Bruce was running tests on samples taken from the operating room where the attack had happened, trying to find any trace of the fear toxin.  A window on his computer popped up:  "Any luck?"

The grim line of Bruce's mouth softened just a little and he tapped his temple to activate the receiver.  "Sorry.  Got running the tests and forgot to turn this on."  He grimaced.  "I'm sorry I couldn't make it there for breakfast.  I know it's the fifth time in a row something's called me away."

"Only the fourth."  Clark's voice was warm and peaceful in his ear;  Bruce closed his eyes for a moment and leaned into the sound.  "Our shining ladies require a fair amount of time, Bruce.  That's part of the deal."

"Shining ladies."  Bruce snorted inelegantly, watching data scroll by.  "Gotham is many things, but she's rarely a lady."

"She's a bitch queen and you wouldn't have her any other way, my love."

As always, hearing Clark use such language pulled a chuckle out of Bruce.  "I suppose not."

"Shall I let you get back to work?  I should get out to patrol soon, as long as breakfast is off."

"No problem, I can take just a second while this next sample processes.  No luck so far, though."  He sighed.  "Crane has to have access to a lab, and a fairly sophisticated one, to be producting such complex toxins.  Thorne might have the capacity, as would S.T.A.R. labs, and they have a branch here.  There are a handful of pharmeceutical and chemical companies--Revonne, LaraMae, Stagg Industries--with the facilities.  But he isn't brewing this stuff up out of a kitchen somewhere.  It's just a matter of figuring out who's giving him the access."

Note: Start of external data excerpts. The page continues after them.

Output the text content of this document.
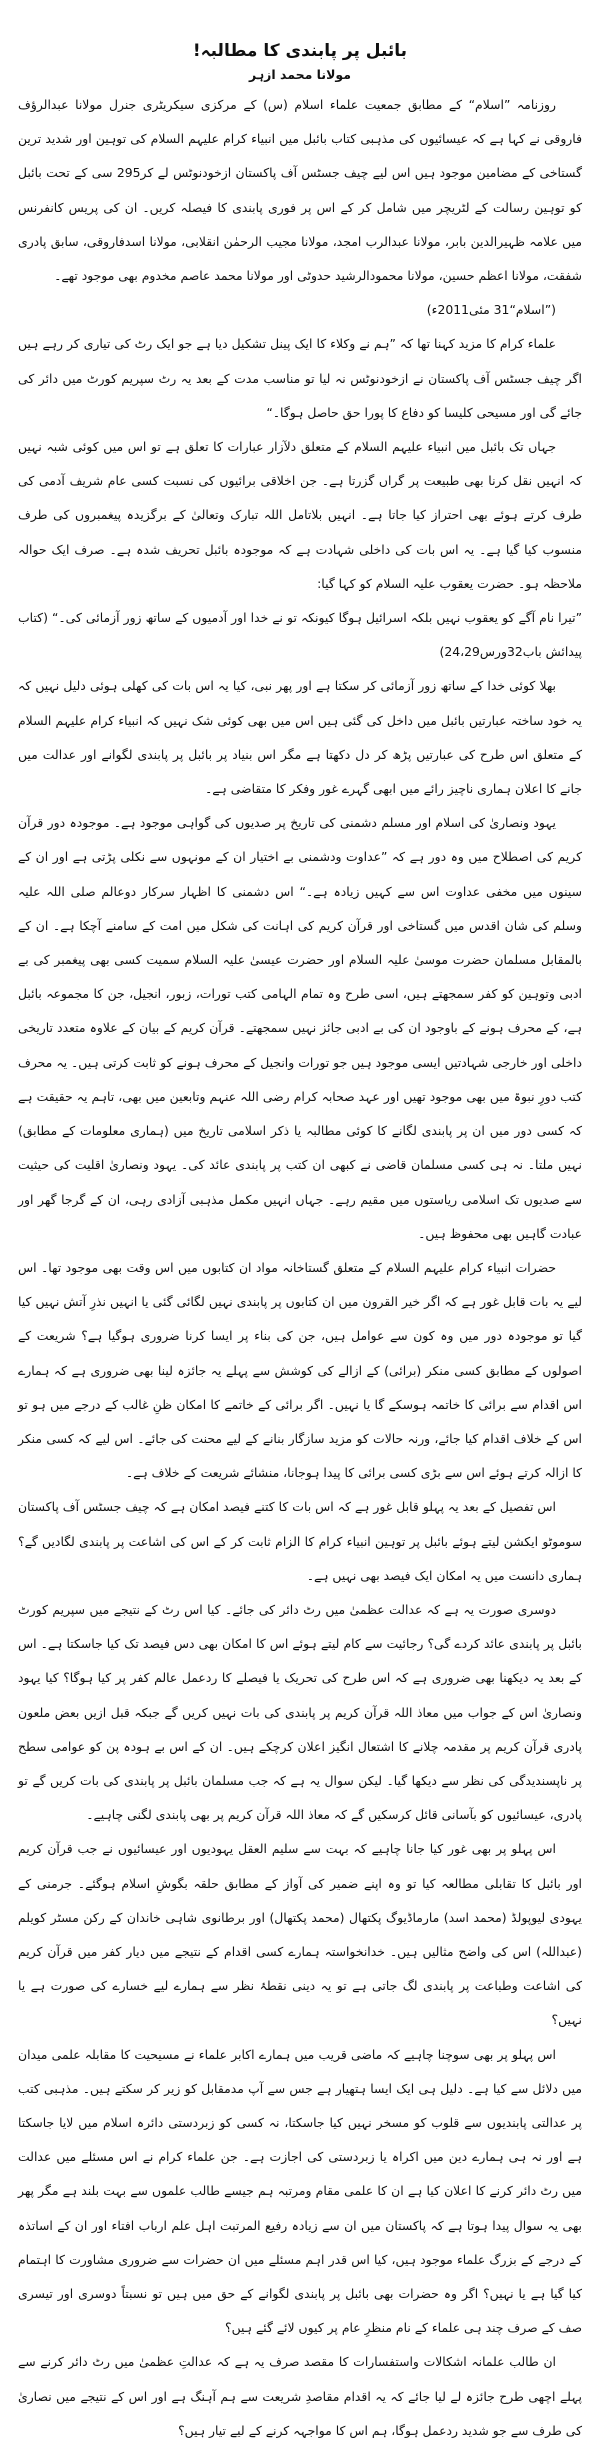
بائبل پر پابندی کا مطالبہ!
مولانا محمد ازہر

روزنامہ ”اسلام“ کے مطابق جمعیت علماء اسلام (س) کے مرکزی سیکریٹری جنرل مولانا عبدالرؤف فاروقی نے کہا ہے کہ عیسائیوں کی مذہبی کتاب بائبل میں انبیاء کرام علیہم السلام کی توہین اور شدید ترین گستاخی کے مضامین موجود ہیں اس لیے چیف جسٹس آف پاکستان ازخودنوٹس لے کر295 سی کے تحت بائبل کو توہین رسالت کے لٹریچر میں شامل کر کے اس پر فوری پابندی کا فیصلہ کریں۔ ان کی پریس کانفرنس میں علامہ ظہیرالدین بابر، مولانا عبدالرب امجد، مولانا مجیب الرحمٰن انقلابی، مولانا اسدفاروقی، سابق پادری شفقت، مولانا اعظم حسین، مولانا محمودالرشید حدوٹی اور مولانا محمد عاصم مخدوم بھی موجود تھے۔

(”اسلام“31 مئی2011ء)

علماء کرام کا مزید کہنا تھا کہ ”ہم نے وکلاء کا ایک پینل تشکیل دیا ہے جو ایک رٹ کی تیاری کر رہے ہیں اگر چیف جسٹس آف پاکستان نے ازخودنوٹس نہ لیا تو مناسب مدت کے بعد یہ رٹ سپریم کورٹ میں دائر کی جائے گی اور مسیحی کلیسا کو دفاع کا پورا حق حاصل ہوگا۔“

جہاں تک بائبل میں انبیاء علیہم السلام کے متعلق دلآزار عبارات کا تعلق ہے تو اس میں کوئی شبہ نہیں کہ انہیں نقل کرنا بھی طبیعت پر گراں گزرتا ہے۔ جن اخلاقی برائیوں کی نسبت کسی عام شریف آدمی کی طرف کرتے ہوئے بھی احتراز کیا جاتا ہے۔ انہیں بلاتامل اللہ تبارک وتعالیٰ کے برگزیدہ پیغمبروں کی طرف منسوب کیا گیا ہے۔ یہ اس بات کی داخلی شہادت ہے کہ موجودہ بائبل تحریف شدہ ہے۔ صرف ایک حوالہ ملاحظہ ہو۔ حضرت یعقوب علیہ السلام کو کہا گیا:

”تیرا نام آگے کو یعقوب نہیں بلکہ اسرائیل ہوگا کیونکہ تو نے خدا اور آدمیوں کے ساتھ زور آزمائی کی۔“ (کتاب پیدائش باب32ورس24،29)

بھلا کوئی خدا کے ساتھ زور آزمائی کر سکتا ہے اور پھر نبی، کیا یہ اس بات کی کھلی ہوئی دلیل نہیں کہ یہ خود ساختہ عبارتیں بائبل میں داخل کی گئی ہیں اس میں بھی کوئی شک نہیں کہ انبیاء کرام علیہم السلام کے متعلق اس طرح کی عبارتیں پڑھ کر دل دکھتا ہے مگر اس بنیاد پر بائبل پر پابندی لگوانے اور عدالت میں جانے کا اعلان ہماری ناچیز رائے میں ابھی گہرے غور وفکر کا متقاضی ہے۔

یہود ونصاریٰ کی اسلام اور مسلم دشمنی کی تاریخ پر صدیوں کی گواہی موجود ہے۔ موجودہ دور قرآن کریم کی اصطلاح میں وہ دور ہے کہ ”عداوت ودشمنی بے اختیار ان کے مونہوں سے نکلی پڑتی ہے اور ان کے سینوں میں مخفی عداوت اس سے کہیں زیادہ ہے۔“ اس دشمنی کا اظہار سرکار دوعالم صلی اللہ علیہ وسلم کی شان اقدس میں گستاخی اور قرآن کریم کی اہانت کی شکل میں امت کے سامنے آچکا ہے۔ ان کے بالمقابل مسلمان حضرت موسیٰ علیہ السلام اور حضرت عیسیٰ علیہ السلام سمیت کسی بھی پیغمبر کی بے ادبی وتوہین کو کفر سمجھتے ہیں، اسی طرح وہ تمام الہامی کتب تورات، زبور، انجیل، جن کا مجموعہ بائبل ہے، کے محرف ہونے کے باوجود ان کی بے ادبی جائز نہیں سمجھتے۔ قرآن کریم کے بیان کے علاوہ متعدد تاریخی داخلی اور خارجی شہادتیں ایسی موجود ہیں جو تورات وانجیل کے محرف ہونے کو ثابت کرتی ہیں۔ یہ محرف کتب دورِ نبوۃ میں بھی موجود تھیں اور عہد صحابہ کرام رضی اللہ عنہم وتابعین میں بھی، تاہم یہ حقیقت ہے کہ کسی دور میں ان پر پابندی لگانے کا کوئی مطالبہ یا ذکر اسلامی تاریخ میں (ہماری معلومات کے مطابق) نہیں ملتا۔ نہ ہی کسی مسلمان قاضی نے کبھی ان کتب پر پابندی عائد کی۔ یہود ونصاریٰ اقلیت کی حیثیت سے صدیوں تک اسلامی ریاستوں میں مقیم رہے۔ جہاں انہیں مکمل مذہبی آزادی رہی، ان کے گرجا گھر اور عبادت گاہیں بھی محفوظ ہیں۔

حضرات انبیاء کرام علیہم السلام کے متعلق گستاخانہ مواد ان کتابوں میں اس وقت بھی موجود تھا۔ اس لیے یہ بات قابل غور ہے کہ اگر خیر القرون میں ان کتابوں پر پابندی نہیں لگائی گئی یا انہیں نذرِ آتش نہیں کیا گیا تو موجودہ دور میں وہ کون سے عوامل ہیں، جن کی بناء پر ایسا کرنا ضروری ہوگیا ہے؟ شریعت کے اصولوں کے مطابق کسی منکر (برائی) کے ازالے کی کوشش سے پہلے یہ جائزہ لینا بھی ضروری ہے کہ ہمارے اس اقدام سے برائی کا خاتمہ ہوسکے گا یا نہیں۔ اگر برائی کے خاتمے کا امکان ظنِ غالب کے درجے میں ہو تو اس کے خلاف اقدام کیا جائے، ورنہ حالات کو مزید سازگار بنانے کے لیے محنت کی جائے۔ اس لیے کہ کسی منکر کا ازالہ کرتے ہوئے اس سے بڑی کسی برائی کا پیدا ہوجانا، منشائے شریعت کے خلاف ہے۔

اس تفصیل کے بعد یہ پہلو قابل غور ہے کہ اس بات کا کتنے فیصد امکان ہے کہ چیف جسٹس آف پاکستان سوموٹو ایکشن لیتے ہوئے بائبل پر توہین انبیاء کرام کا الزام ثابت کر کے اس کی اشاعت پر پابندی لگادیں گے؟ ہماری دانست میں یہ امکان ایک فیصد بھی نہیں ہے۔

دوسری صورت یہ ہے کہ عدالت عظمیٰ میں رٹ دائر کی جائے۔ کیا اس رٹ کے نتیجے میں سپریم کورٹ بائبل پر پابندی عائد کردے گی؟ رجائیت سے کام لیتے ہوئے اس کا امکان بھی دس فیصد تک کیا جاسکتا ہے۔ اس کے بعد یہ دیکھنا بھی ضروری ہے کہ اس طرح کی تحریک یا فیصلے کا ردعمل عالم کفر پر کیا ہوگا؟ کیا یہود ونصاریٰ اس کے جواب میں معاذ اللہ قرآن کریم پر پابندی کی بات نہیں کریں گے جبکہ قبل ازیں بعض ملعون پادری قرآن کریم پر مقدمہ چلانے کا اشتعال انگیز اعلان کرچکے ہیں۔ ان کے اس بے ہودہ پن کو عوامی سطح پر ناپسندیدگی کی نظر سے دیکھا گیا۔ لیکن سوال یہ ہے کہ جب مسلمان بائبل پر پابندی کی بات کریں گے تو پادری، عیسائیوں کو بآسانی قائل کرسکیں گے کہ معاذ اللہ قرآن کریم پر بھی پابندی لگنی چاہیے۔

اس پہلو پر بھی غور کیا جانا چاہیے کہ بہت سے سلیم العقل یہودیوں اور عیسائیوں نے جب قرآن کریم اور بائبل کا تقابلی مطالعہ کیا تو وہ اپنے ضمیر کی آواز کے مطابق حلقہ بگوشِ اسلام ہوگئے۔ جرمنی کے یہودی لیوپولڈ (محمد اسد) مارماڈیوگ پکتھال (محمد پکتھال) اور برطانوی شاہی خاندان کے رکن مسٹر کویلم (عبداللہ) اس کی واضح مثالیں ہیں۔ خدانخواستہ ہمارے کسی اقدام کے نتیجے میں دیار کفر میں قرآن کریم کی اشاعت وطباعت پر پابندی لگ جاتی ہے تو یہ دینی نقطۂ نظر سے ہمارے لیے خسارے کی صورت ہے یا نہیں؟

اس پہلو پر بھی سوچنا چاہیے کہ ماضی قریب میں ہمارے اکابر علماء نے مسیحیت کا مقابلہ علمی میدان میں دلائل سے کیا ہے۔ دلیل ہی ایک ایسا ہتھیار ہے جس سے آپ مدمقابل کو زیر کر سکتے ہیں۔ مذہبی کتب پر عدالتی پابندیوں سے قلوب کو مسخر نہیں کیا جاسکتا، نہ کسی کو زبردستی دائرہ اسلام میں لایا جاسکتا ہے اور نہ ہی ہمارے دین میں اکراہ یا زبردستی کی اجازت ہے۔ جن علماء کرام نے اس مسئلے میں عدالت میں رٹ دائر کرنے کا اعلان کیا ہے ان کا علمی مقام ومرتبہ ہم جیسے طالب علموں سے بہت بلند ہے مگر پھر بھی یہ سوال پیدا ہوتا ہے کہ پاکستان میں ان سے زیادہ رفیع المرتبت اہل علم ارباب افتاء اور ان کے اساتذہ کے درجے کے بزرگ علماء موجود ہیں، کیا اس قدر اہم مسئلے میں ان حضرات سے ضروری مشاورت کا اہتمام کیا گیا ہے یا نہیں؟ اگر وہ حضرات بھی بائبل پر پابندی لگوانے کے حق میں ہیں تو نسبتاً دوسری اور تیسری صف کے صرف چند ہی علماء کے نام منظرِ عام پر کیوں لائے گئے ہیں؟

ان طالب علمانہ اشکالات واستفسارات کا مقصد صرف یہ ہے کہ عدالتِ عظمیٰ میں رٹ دائر کرنے سے پہلے اچھی طرح جائزہ لے لیا جائے کہ یہ اقدام مقاصدِ شریعت سے ہم آہنگ ہے اور اس کے نتیجے میں نصاریٰ کی طرف سے جو شدید ردعمل ہوگا، ہم اس کا مواجہہ کرنے کے لیے تیار ہیں؟
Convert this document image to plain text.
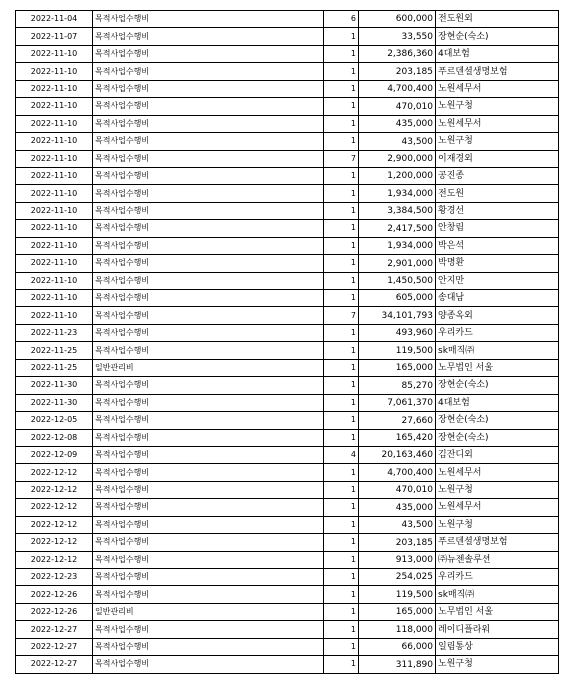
2022-11-04	목적사업수행비	6	600,000	전도원외
2022-11-07	목적사업수행비	1	33,550	장현순(숙소)
2022-11-10	목적사업수행비	1	2,386,360	4대보험
2022-11-10	목적사업수행비	1	203,185	푸르덴셜생명보험
2022-11-10	목적사업수행비	1	4,700,400	노원세무서
2022-11-10	목적사업수행비	1	470,010	노원구청
2022-11-10	목적사업수행비	1	435,000	노원세무서
2022-11-10	목적사업수행비	1	43,500	노원구청
2022-11-10	목적사업수행비	7	2,900,000	이재경외
2022-11-10	목적사업수행비	1	1,200,000	공진종
2022-11-10	목적사업수행비	1	1,934,000	전도원
2022-11-10	목적사업수행비	1	3,384,500	황경선
2022-11-10	목적사업수행비	1	2,417,500	안창림
2022-11-10	목적사업수행비	1	1,934,000	박은석
2022-11-10	목적사업수행비	1	2,901,000	박명환
2022-11-10	목적사업수행비	1	1,450,500	안지만
2022-11-10	목적사업수행비	1	605,000	송대남
2022-11-10	목적사업수행비	7	34,101,793	양종옥외
2022-11-23	목적사업수행비	1	493,960	우리카드
2022-11-25	목적사업수행비	1	119,500	sk매직㈜
2022-11-25	일반관리비	1	165,000	노무법인 서울
2022-11-30	목적사업수행비	1	85,270	장현순(숙소)
2022-11-30	목적사업수행비	1	7,061,370	4대보험
2022-12-05	목적사업수행비	1	27,660	장현순(숙소)
2022-12-08	목적사업수행비	1	165,420	장현순(숙소)
2022-12-09	목적사업수행비	4	20,163,460	김잔디외
2022-12-12	목적사업수행비	1	4,700,400	노원세무서
2022-12-12	목적사업수행비	1	470,010	노원구청
2022-12-12	목적사업수행비	1	435,000	노원세무서
2022-12-12	목적사업수행비	1	43,500	노원구청
2022-12-12	목적사업수행비	1	203,185	푸르덴셜생명보험
2022-12-12	목적사업수행비	1	913,000	㈜뉴젠솔루션
2022-12-23	목적사업수행비	1	254,025	우리카드
2022-12-26	목적사업수행비	1	119,500	sk매직㈜
2022-12-26	일반관리비	1	165,000	노무법인 서울
2022-12-27	목적사업수행비	1	118,000	레이디플라워
2022-12-27	목적사업수행비	1	66,000	일림통상
2022-12-27	목적사업수행비	1	311,890	노원구청
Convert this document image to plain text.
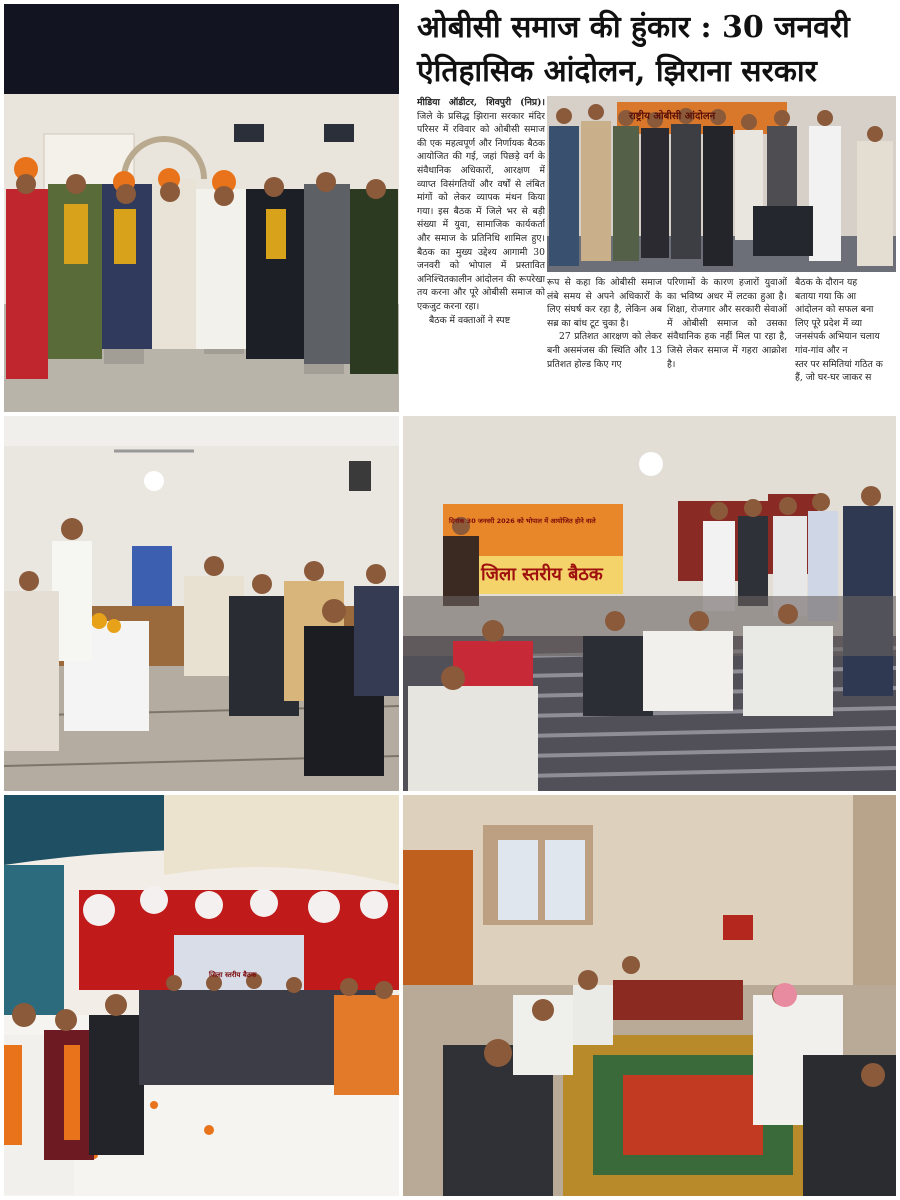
ओबीसी समाज की हुंकार : 30 जनवरी
ऐतिहासिक आंदोलन, झिराना सरकार
मीडिया ऑडीटर, शिवपुरी (निप्र)। जिले के प्रसिद्ध झिराना सरकार मंदिर परिसर में रविवार को ओबीसी समाज की एक महत्वपूर्ण और निर्णायक बैठक आयोजित की गई, जहां पिछड़े वर्ग के संवैधानिक अधिकारों, आरक्षण में व्याप्त विसंगतियों और वर्षों से लंबित मांगों को लेकर व्यापक मंथन किया गया। इस बैठक में जिले भर से बड़ी संख्या में युवा, सामाजिक कार्यकर्ता और समाज के प्रतिनिधि शामिल हुए। बैठक का मुख्य उद्देश्य आगामी 30 जनवरी को भोपाल में प्रस्तावित अनिश्चितकालीन आंदोलन की रूपरेखा तय करना और पूरे ओबीसी समाज को एकजुट करना रहा।
बैठक में वक्ताओं ने स्पष्ट
राष्ट्रीय ओबीसी आंदोलन
रूप से कहा कि ओबीसी समाज लंबे समय से अपने अधिकारों के लिए संघर्ष कर रहा है, लेकिन अब सब्र का बांध टूट चुका है।
27 प्रतिशत आरक्षण को लेकर बनी असमंजस की स्थिति और 13 प्रतिशत होल्ड किए गए
परिणामों के कारण हजारों युवाओं का भविष्य अधर में लटका हुआ है। शिक्षा, रोजगार और सरकारी सेवाओं में ओबीसी समाज को उसका संवैधानिक हक नहीं मिल पा रहा है, जिसे लेकर समाज में गहरा आक्रोश है।
बैठक के दौरान यह
बताया गया कि आ
आंदोलन को सफल बना
लिए पूरे प्रदेश में व्या
जनसंपर्क अभियान चलाय
गांव-गांव और न
स्तर पर समितियां गठित क
हैं, जो घर-घर जाकर स
दिनांक 30 जनवरी 2026 को भोपाल में आयोजित होने वाले
जिला स्तरीय बैठक
जिला स्तरीय बैठक
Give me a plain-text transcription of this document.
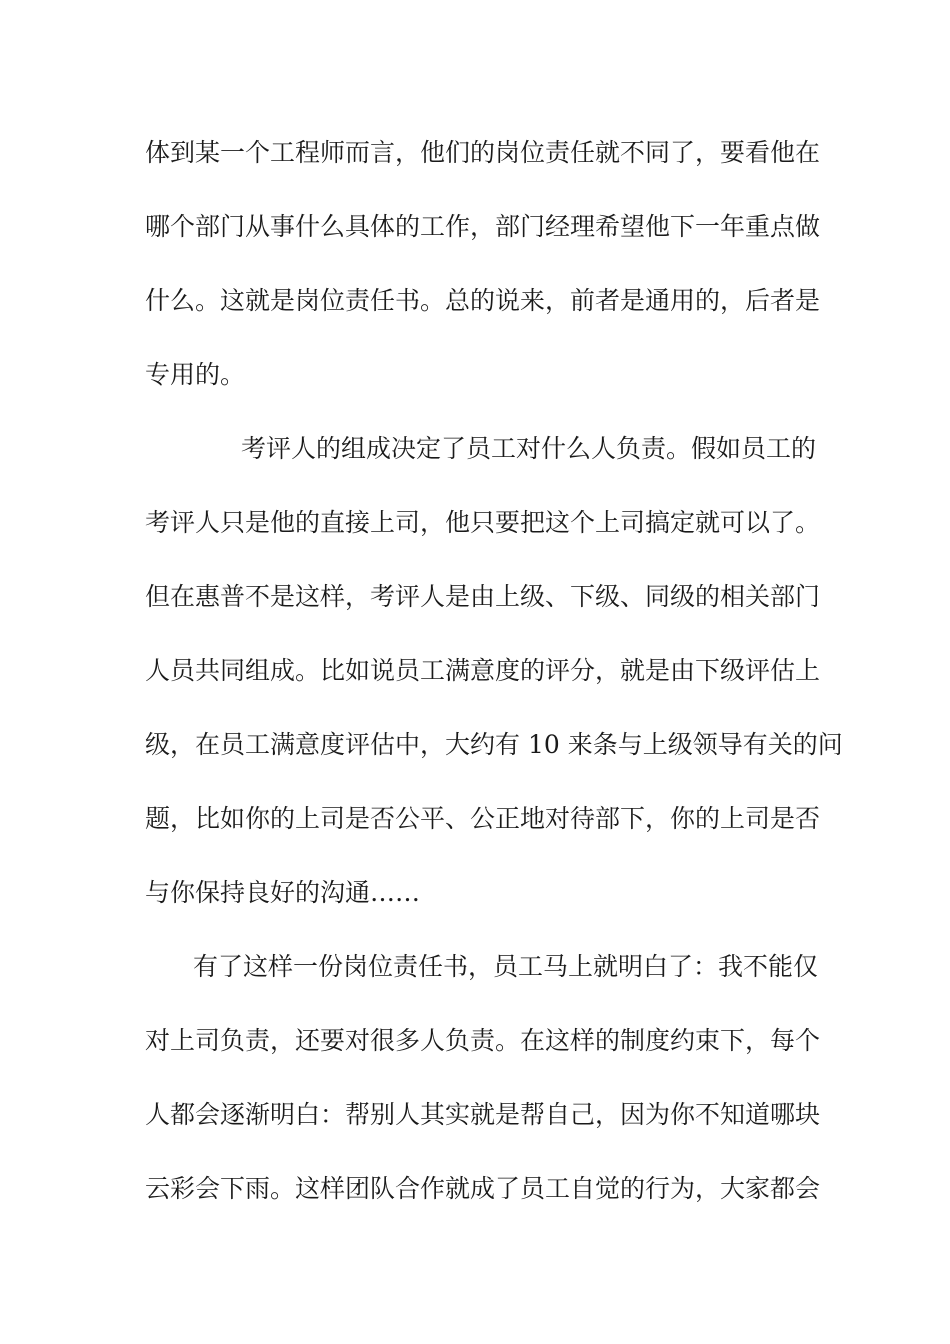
体到某一个工程师而言，他们的岗位责任就不同了，要看他在
哪个部门从事什么具体的工作，部门经理希望他下一年重点做
什么。这就是岗位责任书。总的说来，前者是通用的，后者是
专用的。
考评人的组成决定了员工对什么人负责。假如员工的
考评人只是他的直接上司，他只要把这个上司搞定就可以了。
但在惠普不是这样，考评人是由上级、下级、同级的相关部门
人员共同组成。比如说员工满意度的评分，就是由下级评估上
级，在员工满意度评估中，大约有 10 来条与上级领导有关的问
题，比如你的上司是否公平、公正地对待部下，你的上司是否
与你保持良好的沟通……
有了这样一份岗位责任书，员工马上就明白了：我不能仅
对上司负责，还要对很多人负责。在这样的制度约束下，每个
人都会逐渐明白：帮别人其实就是帮自己，因为你不知道哪块
云彩会下雨。这样团队合作就成了员工自觉的行为，大家都会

"Any word on the doctor, the one who had the breakdown?"

Bruce shook his head.  "He's semi-catatonic.  I've arranged to have him cared for at the Sunninger Institute outside Gotham.  No way I'm letting Arkham get its claws into him.  Maybe...maybe they can get through to him.  Somehow."

"I hope so."

"It's not much."  Bruce reached out and gently tapped a little frog made of yellowed paper, set it hopping on his desk.  "But we do the little we can.  And we hope."